Here’s my winning list:


With so many cards in the deck having diminishing returns, you definitely don’t want the game to go long. Their topdecks will likely be better than yours. In some matchups, you’re the control deck (Merfolk, Zoo, combo), but against control, you’re the beatdown.

Being shoved into the control role when you can’t really afford to be is tough. Past the first few turns, only so many of your cards work as controlling elements, so you often have a tough go of it. When you’re the control deck, game one can be very tough.

Thankfully, we get to sideboard! Demise, Deed, and Jace turn us into a respectable blue deck, but matchups like Merfolk are still going to be tough. Didn’t they get the memo? The fishies aren’t supposed to be good anymore.

That’s the problem with the Legacy Opens. There isn’t a metagame like there is in the Standard portion. It seems like most people play the one Legacy deck they have, aside from a few certain people who have enormous Legacy collections. That turns the Legacy Open “metagame” into a regional thing, which make it very difficult to build your deck.

My advice would be: Don’t try too hard. Build something that you know will be good against a wide field because you have no real idea what you’ll play against.

Take my tournament for example:

Mono-Blue Glen Elendra Liege (win 2-0)
Cephalid Breakfast (loss 1-2)
Team Italia (win 2-1)
Burn (win 2-1)
73-card mirror (win 2-1)
Enchantress (win 2-0)
U/W “Fish” (win 2-1)
Merfolk (win 2-1)

Merfolk (win 2-1)
Reanimator (win 2-0)
Zoo (win 2-0)

That’s quite an eclectic group of decks. I built my deck with Hive Mind in mind, with a nod to decks like Dredge and Aggro-Loam with the Leylines in my sideboard. Both of the focal points of my deck were useless because of my matchups.

But I won anyway.

I don’t think that necessarily makes it right or wrong, as a BUG shell is mostly good, regardless of what specific cards you’re playing. I wouldn’t play my list again though. I’m a little sad that when I finally won a Legacy Open, it was with probably the worst deck that I’ve ever made top eight with.

Who am I to complain though? I just made history!

Players like Nick Spagnolo, Edgar Flores, Adam Cai, and I have managed to Top 8 both days, but no one had ever won both days before. I’m very proud to have been the first to do it, especially after losing early both days.
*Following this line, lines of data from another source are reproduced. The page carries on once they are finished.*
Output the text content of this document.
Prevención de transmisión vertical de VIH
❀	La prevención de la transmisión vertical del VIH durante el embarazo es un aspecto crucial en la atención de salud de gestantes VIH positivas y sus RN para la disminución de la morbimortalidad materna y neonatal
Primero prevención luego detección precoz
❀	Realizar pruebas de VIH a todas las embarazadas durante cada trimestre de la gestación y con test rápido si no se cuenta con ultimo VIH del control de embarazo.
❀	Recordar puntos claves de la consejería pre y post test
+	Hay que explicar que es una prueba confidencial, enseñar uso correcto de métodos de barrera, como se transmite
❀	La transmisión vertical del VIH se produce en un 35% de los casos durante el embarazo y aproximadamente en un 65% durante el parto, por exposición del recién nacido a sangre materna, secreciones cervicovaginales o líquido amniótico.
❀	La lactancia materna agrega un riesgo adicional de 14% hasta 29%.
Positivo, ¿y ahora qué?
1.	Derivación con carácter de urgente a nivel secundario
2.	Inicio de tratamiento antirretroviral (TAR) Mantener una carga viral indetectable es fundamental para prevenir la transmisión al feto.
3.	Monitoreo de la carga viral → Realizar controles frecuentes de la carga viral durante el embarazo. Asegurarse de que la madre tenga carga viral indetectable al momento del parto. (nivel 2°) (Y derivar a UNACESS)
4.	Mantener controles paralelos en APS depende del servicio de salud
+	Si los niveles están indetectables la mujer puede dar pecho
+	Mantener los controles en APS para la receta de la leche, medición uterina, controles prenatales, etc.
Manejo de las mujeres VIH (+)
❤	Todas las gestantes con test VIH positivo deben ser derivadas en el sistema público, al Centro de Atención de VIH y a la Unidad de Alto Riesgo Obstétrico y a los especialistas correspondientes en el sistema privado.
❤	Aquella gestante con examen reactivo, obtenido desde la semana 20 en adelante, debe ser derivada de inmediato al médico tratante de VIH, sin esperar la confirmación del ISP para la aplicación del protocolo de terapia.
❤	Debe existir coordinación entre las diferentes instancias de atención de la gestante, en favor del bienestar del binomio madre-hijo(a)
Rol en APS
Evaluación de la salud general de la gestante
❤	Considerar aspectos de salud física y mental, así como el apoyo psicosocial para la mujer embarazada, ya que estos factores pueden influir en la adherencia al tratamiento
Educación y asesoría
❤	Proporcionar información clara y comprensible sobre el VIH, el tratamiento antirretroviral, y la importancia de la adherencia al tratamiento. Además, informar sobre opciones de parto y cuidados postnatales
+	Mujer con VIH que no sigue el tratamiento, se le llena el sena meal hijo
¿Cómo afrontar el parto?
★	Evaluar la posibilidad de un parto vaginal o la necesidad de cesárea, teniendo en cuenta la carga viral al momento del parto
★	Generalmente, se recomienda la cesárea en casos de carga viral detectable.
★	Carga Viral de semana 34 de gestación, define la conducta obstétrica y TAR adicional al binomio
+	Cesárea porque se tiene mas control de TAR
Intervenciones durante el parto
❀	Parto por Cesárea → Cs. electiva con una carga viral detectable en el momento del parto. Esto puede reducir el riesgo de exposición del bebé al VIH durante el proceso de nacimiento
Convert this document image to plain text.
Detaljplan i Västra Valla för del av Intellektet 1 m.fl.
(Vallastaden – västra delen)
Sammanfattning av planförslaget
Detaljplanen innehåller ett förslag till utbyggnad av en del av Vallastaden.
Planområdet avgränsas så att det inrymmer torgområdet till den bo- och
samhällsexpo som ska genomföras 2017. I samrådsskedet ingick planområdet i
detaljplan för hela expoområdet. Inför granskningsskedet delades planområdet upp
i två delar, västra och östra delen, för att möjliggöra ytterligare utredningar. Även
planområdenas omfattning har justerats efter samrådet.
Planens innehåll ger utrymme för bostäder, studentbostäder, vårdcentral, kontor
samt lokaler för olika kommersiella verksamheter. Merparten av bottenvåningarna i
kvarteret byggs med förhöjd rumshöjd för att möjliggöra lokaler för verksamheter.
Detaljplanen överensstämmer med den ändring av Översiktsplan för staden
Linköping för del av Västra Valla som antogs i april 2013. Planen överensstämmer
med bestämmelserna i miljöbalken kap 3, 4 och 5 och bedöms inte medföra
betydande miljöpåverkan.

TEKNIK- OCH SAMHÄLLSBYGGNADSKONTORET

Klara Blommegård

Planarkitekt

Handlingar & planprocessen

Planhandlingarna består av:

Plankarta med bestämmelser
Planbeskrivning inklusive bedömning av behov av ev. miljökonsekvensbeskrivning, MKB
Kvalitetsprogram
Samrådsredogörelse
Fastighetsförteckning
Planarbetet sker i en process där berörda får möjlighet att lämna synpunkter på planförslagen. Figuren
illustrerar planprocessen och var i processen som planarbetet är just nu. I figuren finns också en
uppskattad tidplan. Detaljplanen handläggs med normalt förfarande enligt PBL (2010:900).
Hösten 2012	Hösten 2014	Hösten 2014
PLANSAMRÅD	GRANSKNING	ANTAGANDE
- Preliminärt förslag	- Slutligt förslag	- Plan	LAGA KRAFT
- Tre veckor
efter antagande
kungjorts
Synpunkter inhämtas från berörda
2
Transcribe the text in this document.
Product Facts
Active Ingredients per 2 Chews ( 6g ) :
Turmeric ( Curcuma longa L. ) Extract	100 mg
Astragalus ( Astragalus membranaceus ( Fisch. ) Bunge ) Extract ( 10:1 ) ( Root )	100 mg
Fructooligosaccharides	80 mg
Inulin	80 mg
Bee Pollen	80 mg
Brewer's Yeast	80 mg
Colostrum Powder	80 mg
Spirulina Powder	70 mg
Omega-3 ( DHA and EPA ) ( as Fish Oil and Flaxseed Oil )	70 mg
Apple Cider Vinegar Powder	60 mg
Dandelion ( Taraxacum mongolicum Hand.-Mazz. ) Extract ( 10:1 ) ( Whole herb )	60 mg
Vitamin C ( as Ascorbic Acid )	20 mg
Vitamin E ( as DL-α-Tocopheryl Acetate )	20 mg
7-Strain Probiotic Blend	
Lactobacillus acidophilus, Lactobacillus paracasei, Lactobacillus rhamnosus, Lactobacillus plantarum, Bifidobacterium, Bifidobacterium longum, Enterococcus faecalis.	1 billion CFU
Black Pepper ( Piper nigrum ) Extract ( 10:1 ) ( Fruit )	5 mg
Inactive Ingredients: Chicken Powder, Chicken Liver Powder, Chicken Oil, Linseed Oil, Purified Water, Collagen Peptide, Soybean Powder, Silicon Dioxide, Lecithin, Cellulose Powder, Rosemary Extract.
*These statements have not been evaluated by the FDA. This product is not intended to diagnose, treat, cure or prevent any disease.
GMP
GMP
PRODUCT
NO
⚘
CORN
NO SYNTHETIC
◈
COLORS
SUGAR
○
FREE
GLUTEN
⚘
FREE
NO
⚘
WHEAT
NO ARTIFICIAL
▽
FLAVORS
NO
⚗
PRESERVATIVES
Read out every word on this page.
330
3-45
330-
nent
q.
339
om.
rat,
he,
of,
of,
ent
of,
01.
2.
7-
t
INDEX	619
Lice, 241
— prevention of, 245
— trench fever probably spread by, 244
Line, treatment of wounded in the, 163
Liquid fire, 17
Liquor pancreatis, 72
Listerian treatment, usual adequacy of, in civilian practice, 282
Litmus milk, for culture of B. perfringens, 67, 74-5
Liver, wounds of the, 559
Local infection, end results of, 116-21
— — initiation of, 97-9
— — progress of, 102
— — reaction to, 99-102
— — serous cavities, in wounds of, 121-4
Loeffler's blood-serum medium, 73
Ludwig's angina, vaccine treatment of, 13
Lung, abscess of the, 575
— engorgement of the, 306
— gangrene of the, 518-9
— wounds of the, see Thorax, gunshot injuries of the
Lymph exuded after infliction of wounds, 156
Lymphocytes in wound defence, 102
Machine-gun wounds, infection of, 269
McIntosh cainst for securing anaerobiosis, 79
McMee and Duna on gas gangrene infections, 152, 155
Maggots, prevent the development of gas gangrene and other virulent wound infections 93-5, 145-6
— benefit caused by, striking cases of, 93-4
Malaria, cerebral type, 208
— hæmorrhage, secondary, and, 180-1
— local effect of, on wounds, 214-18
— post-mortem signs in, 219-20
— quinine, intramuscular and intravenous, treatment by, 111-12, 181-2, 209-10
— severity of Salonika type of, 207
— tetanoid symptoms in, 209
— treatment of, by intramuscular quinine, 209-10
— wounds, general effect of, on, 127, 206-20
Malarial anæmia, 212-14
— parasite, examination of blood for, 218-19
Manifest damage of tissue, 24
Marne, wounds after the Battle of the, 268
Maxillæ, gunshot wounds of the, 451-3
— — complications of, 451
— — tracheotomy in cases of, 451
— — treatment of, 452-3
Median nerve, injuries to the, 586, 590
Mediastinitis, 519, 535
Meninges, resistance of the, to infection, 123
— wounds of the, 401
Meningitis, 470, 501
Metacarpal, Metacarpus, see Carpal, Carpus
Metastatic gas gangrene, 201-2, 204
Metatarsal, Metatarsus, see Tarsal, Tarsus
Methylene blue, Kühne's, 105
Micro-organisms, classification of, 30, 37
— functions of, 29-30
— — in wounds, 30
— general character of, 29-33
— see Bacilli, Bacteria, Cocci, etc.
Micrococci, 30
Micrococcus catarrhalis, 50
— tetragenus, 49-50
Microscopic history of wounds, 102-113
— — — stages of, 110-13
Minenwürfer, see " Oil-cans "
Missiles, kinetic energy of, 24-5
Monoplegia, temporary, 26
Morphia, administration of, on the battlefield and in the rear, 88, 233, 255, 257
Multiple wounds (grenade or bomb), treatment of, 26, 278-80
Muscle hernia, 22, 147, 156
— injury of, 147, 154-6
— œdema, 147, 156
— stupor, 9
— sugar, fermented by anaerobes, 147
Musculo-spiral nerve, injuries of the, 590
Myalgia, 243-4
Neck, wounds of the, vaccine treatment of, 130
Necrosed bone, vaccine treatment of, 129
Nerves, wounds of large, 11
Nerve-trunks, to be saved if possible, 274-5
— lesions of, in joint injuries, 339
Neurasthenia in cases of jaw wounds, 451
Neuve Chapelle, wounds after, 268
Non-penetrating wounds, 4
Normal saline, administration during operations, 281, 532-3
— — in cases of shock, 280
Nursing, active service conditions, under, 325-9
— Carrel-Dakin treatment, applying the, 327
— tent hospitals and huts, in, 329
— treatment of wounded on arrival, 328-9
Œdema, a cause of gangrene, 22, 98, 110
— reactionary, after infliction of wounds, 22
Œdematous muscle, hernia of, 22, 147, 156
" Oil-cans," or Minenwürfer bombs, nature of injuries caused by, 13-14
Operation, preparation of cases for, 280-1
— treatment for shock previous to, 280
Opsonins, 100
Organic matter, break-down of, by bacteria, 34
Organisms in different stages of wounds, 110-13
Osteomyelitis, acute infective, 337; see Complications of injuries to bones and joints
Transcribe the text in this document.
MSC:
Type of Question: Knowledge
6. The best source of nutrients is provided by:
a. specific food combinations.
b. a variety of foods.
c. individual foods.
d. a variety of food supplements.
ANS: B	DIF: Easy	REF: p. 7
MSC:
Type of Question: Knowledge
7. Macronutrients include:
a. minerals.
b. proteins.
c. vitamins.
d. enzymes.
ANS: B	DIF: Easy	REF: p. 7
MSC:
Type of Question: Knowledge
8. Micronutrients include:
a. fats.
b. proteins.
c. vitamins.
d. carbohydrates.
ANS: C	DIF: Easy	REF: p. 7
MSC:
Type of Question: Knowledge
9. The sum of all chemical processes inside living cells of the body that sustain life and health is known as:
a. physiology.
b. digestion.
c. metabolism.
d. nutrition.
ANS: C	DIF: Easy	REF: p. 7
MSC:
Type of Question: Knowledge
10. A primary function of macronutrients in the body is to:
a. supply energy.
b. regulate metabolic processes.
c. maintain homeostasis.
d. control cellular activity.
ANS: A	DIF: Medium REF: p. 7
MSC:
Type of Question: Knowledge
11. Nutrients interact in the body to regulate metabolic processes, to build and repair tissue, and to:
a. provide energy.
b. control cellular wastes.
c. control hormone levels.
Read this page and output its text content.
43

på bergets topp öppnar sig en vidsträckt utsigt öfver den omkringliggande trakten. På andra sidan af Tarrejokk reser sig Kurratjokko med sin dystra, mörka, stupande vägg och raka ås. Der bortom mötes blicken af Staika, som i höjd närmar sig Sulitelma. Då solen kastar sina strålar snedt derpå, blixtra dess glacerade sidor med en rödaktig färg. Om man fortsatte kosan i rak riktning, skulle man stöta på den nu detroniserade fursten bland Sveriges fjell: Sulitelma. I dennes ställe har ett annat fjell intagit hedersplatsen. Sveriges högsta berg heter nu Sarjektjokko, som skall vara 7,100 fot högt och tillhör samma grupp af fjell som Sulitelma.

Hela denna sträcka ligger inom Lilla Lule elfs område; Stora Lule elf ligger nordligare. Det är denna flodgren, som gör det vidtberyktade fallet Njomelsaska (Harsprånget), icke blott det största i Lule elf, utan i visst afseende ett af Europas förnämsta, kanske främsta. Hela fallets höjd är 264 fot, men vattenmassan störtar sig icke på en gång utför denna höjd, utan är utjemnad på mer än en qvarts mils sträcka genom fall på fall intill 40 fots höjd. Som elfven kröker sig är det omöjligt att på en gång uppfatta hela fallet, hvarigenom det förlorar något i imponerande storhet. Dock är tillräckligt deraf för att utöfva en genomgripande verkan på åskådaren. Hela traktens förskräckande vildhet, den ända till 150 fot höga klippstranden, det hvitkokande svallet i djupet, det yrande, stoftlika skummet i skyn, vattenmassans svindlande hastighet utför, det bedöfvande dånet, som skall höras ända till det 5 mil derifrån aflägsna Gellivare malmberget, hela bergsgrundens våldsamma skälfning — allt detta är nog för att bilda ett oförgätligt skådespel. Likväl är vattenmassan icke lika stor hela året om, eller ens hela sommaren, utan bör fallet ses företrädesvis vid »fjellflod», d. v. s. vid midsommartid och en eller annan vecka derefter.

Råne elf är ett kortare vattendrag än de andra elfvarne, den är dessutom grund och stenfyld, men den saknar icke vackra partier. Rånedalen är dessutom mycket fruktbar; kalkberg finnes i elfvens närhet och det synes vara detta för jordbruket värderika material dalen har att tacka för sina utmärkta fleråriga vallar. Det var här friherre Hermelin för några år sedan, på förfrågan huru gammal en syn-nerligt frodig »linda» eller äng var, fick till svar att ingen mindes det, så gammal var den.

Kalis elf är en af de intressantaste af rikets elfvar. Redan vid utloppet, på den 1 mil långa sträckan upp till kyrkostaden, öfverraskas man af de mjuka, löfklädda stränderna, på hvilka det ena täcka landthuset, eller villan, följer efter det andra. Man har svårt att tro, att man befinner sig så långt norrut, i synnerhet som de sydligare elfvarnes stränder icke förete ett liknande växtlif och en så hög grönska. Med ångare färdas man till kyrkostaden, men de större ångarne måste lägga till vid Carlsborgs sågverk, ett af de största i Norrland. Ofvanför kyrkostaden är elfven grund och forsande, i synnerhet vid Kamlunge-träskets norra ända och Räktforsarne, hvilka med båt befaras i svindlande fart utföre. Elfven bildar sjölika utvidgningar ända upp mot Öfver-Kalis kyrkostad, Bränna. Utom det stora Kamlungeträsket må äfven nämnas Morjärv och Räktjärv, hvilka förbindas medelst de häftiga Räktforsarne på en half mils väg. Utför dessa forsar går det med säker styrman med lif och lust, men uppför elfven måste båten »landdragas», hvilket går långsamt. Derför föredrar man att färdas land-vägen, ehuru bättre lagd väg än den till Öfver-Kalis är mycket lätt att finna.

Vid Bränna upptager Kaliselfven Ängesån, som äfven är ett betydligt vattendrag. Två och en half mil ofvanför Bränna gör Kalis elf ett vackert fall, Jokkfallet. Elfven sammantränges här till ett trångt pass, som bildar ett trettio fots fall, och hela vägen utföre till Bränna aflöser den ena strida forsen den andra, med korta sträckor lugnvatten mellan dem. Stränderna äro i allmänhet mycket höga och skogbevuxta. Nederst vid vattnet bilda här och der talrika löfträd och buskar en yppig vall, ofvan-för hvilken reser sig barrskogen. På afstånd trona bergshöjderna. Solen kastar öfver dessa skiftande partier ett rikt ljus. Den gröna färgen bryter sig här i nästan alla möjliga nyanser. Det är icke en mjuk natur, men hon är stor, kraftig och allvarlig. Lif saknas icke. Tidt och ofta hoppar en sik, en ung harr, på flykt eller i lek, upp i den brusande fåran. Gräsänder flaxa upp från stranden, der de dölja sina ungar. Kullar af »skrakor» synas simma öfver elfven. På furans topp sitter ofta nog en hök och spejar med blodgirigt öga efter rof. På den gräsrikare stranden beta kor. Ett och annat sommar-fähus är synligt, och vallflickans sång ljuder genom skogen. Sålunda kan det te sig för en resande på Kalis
My Standard deck was simply amazing. There is little that I would change (goodbye Twisted Image…), and with US Nationals this weekend, it looks like it’s the deck to beat. When Edgar and Nick both made the finals of SCG Seattle, I expected a widespread adoption of their Caw-Blade deck, but didn’t see it popping up on MTGO. My deck is already making waves, so be prepared for it.

The Hero version is likely obsolete now.